April 5, 1999 | By: Haven Miller

UK county Extension agent Larry Rogers reached into the cool flowing water of Elliott County's Laurel Creek and brought up a rock. He turned the rock over and pointed to a tiny creature attached to the bottom side.

"That's a mayfly nymph. It's only found in water that's pure and uncontaminated, like Laurel Creek," Rogers said. "Our citizens and county officials here intend to keep this creek and gorge area clean and pure like this for many years to come, and I'm proud that Extension is a part of that effort."

A few nights before, Rogers and fellow Extension agent Gwenda Adkins, along with UK Extension tourism specialist Allan Worms, appeared at the Elliott County fiscal court meeting to request passage of a special resolution. The resolution would approve pursuing the purchase of land along a 6-mile stretch of Laurel Creek to preserve it for tourism and education. The court passed the resolution unanimously.

"This Laurel Creek area is one of the purest areas I've seen in Kentucky," said Worms. "It's flora and fauna are highly unusual and educational. We've brought students and scientists here from Kentucky and neighboring states who are excited about what they find here. It's a rich opportunity and a wonderful example of community cooperation."

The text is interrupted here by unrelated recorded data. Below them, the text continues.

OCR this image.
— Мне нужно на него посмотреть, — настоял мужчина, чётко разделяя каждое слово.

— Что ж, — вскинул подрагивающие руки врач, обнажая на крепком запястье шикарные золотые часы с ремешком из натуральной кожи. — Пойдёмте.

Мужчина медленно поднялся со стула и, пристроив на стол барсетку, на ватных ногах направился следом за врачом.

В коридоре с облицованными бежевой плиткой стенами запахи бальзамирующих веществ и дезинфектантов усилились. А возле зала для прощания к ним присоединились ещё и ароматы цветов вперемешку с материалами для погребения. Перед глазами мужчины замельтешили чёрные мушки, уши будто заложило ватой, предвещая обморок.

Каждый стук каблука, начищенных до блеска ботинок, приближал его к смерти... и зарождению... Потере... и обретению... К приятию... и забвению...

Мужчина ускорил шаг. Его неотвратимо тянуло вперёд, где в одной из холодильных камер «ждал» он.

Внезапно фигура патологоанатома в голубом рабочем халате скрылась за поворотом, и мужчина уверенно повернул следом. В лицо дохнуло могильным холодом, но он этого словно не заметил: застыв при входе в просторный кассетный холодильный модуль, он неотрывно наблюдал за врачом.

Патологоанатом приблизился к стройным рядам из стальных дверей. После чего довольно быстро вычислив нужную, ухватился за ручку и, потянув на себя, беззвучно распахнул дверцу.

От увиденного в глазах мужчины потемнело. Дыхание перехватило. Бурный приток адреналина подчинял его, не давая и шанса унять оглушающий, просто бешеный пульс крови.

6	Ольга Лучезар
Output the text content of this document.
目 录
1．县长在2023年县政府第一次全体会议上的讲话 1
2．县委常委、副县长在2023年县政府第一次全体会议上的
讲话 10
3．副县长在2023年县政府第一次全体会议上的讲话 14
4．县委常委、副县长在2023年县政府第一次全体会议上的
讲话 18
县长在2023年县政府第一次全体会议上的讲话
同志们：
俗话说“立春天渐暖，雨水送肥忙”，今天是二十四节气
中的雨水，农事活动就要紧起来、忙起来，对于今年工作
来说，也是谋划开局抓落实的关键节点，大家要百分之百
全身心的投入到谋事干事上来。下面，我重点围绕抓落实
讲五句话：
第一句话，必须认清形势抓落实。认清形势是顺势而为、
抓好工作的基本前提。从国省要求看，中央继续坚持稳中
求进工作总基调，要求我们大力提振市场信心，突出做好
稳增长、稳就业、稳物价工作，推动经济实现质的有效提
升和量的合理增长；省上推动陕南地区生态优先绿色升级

"People are coming together on this," said David Brickey, president of Elliott County's chamber of commerce. "UK and a lot of different government agencies have fallen behind this gorge project and it's definitely going to benefit the area."

"This is good for our county because there are very few jobs here," said Flo Whitley, Extension volunteer leader. "Great things are going to start happening in this area because tourism helps bring money into the county."

According to Rogers and Adkins, economic development is a major focus of the UK Cooperative Extension Service, along with agriculture, 4-H youth, and home economics programs. Because they live in the county where they work, Extension agents are in a unique position to educate, facilitate, and bring people together.

"We can cross lines and draw expertise from many different agencies and different sources," Rogers said. "We know where to go at the university for help, and our resources are bigger than just the College of Agriculture. If I have a question about geology or chemistry or biology, I can call experts in those departments at UK and pass that information along to people who need it here in the county."

"We're educators, but we're also learners because we have to learn what our county needs are," said Adkins. "As agents, we're given the freedom to work with the total population to help meet those needs, whether it be tourism or education or welfare reform or many other areas and issues."

As part of the Laurel Gorge project, Extension is working closely with the Kentucky Department of Fish and Wildlife, and U.S. Army Corps of Engineers. Elliott County leaders hope that land beneath a new bridge being built on Corps-owned property near where the Laurel Creek joins the Little Sandy will be turned into a recreation and access area.

"We endorse it, and if flood control is maintained we are one hundred percent behind it," said Wayne Rigor, resource manager for the Corps of Engineers. "I compliment the Extension Service -- they have had a lot of foresight on this and have moved ahead in the right way and in a timely manner."

"Extension has been happy to help build coalitions and trust among the different public agencies, whether from our own county or from neighboring counties," said Adkins. "Building the economic future for our community is one of our main priorities to give our youth something to look forward to in the future, rather than leaving the county."

"We've got different industries coming in, and we're going to get different people moving in, and if we can get tourism going hand-in-hand with that then positive things are going to happen," said Brickey.